Start with garment fidelity: confirm cut, color, pattern, logo placement, and drape match your actual product. Then verify model attributes and consistency for the face/body profile you’re using across SKUs. Finally, check provenance cues—C2PA signing, watermark visibility, and audit trail presence—so your publishing review has a record of the output.

When you find an outlier, you can adjust lighting and framing via the UI controls and regenerate quickly. Failed generations refund tokens, so experimentation stays safer for ops teams.

How do token costs work for stills, and what if a generation fails?

For photos, pricing is transparent at about ~$0.55 per image, with ~30–40 seconds per still generation. Tokens never expire, and you can cancel instantly from the pricing page if you need to stop mid-workflow. Failed generations refund tokens, so you’re not charged for unusable outputs.

This matters for production planning: you can run controlled iterations across lighting presets and compositions without hidden quotas or unclear metering. It’s designed for teams that need predictable creative throughput, not surprise charges.

Can we integrate RAWSHOT into our catalog pipeline with an API?

Yes. RAWSHOT provides a REST API for catalog-scale workflows while keeping the same garment-led engine behind the scenes. That means you can batch-generate outputs for many SKUs overnight and still rely on the same controls that you use in the browser GUI for single shoots.

Pair the API with your internal review process: approve the lighting direction, then verify the audit trail and watermarking cues before publishing. This reduces manual rework compared with DIY prompt pipelines that don’t carry clean provenance metadata.

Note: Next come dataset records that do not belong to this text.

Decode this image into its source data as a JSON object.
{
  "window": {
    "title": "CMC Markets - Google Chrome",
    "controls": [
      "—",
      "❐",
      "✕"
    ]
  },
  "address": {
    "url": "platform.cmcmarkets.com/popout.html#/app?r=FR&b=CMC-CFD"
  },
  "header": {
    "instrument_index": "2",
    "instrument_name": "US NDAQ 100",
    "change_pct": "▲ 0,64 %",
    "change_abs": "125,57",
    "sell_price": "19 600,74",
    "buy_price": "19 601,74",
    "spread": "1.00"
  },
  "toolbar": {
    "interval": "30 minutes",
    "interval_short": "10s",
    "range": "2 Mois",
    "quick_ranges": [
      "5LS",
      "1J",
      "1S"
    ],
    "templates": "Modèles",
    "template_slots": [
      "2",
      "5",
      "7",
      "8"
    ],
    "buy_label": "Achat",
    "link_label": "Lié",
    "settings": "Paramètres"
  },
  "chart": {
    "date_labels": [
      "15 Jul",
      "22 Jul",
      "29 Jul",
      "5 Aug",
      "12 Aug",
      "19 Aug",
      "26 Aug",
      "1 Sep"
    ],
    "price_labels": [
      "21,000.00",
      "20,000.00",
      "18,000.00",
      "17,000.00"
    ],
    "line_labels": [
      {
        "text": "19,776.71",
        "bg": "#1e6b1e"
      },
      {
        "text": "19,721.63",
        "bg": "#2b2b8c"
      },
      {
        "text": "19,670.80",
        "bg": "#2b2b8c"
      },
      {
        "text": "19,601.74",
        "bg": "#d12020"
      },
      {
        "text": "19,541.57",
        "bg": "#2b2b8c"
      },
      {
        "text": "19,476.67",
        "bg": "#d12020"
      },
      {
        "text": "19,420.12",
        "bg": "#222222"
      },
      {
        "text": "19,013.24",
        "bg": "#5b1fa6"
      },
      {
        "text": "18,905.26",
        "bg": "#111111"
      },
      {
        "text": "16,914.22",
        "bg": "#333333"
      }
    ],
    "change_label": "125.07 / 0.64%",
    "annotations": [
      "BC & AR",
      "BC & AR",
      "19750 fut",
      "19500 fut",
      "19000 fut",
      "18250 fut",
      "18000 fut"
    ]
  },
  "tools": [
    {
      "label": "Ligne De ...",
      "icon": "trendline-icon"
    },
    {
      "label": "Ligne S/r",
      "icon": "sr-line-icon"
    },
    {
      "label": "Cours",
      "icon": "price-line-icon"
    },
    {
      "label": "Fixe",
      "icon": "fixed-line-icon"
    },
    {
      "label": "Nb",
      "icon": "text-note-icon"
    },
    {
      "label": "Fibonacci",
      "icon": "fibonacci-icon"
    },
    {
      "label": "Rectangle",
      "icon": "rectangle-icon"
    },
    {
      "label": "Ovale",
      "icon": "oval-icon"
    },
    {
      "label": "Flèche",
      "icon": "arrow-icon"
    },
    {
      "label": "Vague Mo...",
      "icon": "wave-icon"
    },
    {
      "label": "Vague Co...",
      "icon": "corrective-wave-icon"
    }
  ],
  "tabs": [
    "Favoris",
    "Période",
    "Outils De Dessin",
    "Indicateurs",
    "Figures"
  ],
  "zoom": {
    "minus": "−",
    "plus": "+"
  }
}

If we already use the browser tool, how does REST scale change team roles?

The browser tool is for directing shoots and validating look direction quickly. Once your art direction is locked, the REST API lets operations or engineering run the same generation logic across large SKU sets with consistent model profiles. That separation keeps creative review focused while automation handles throughput.

In practice, you can assign one role to approve lighting and visual style presets, while another handles catalog exports, QA checks, and publishing. The shared platform reduces coordination overhead because the interface and output metadata behave the same across one-off and batch production.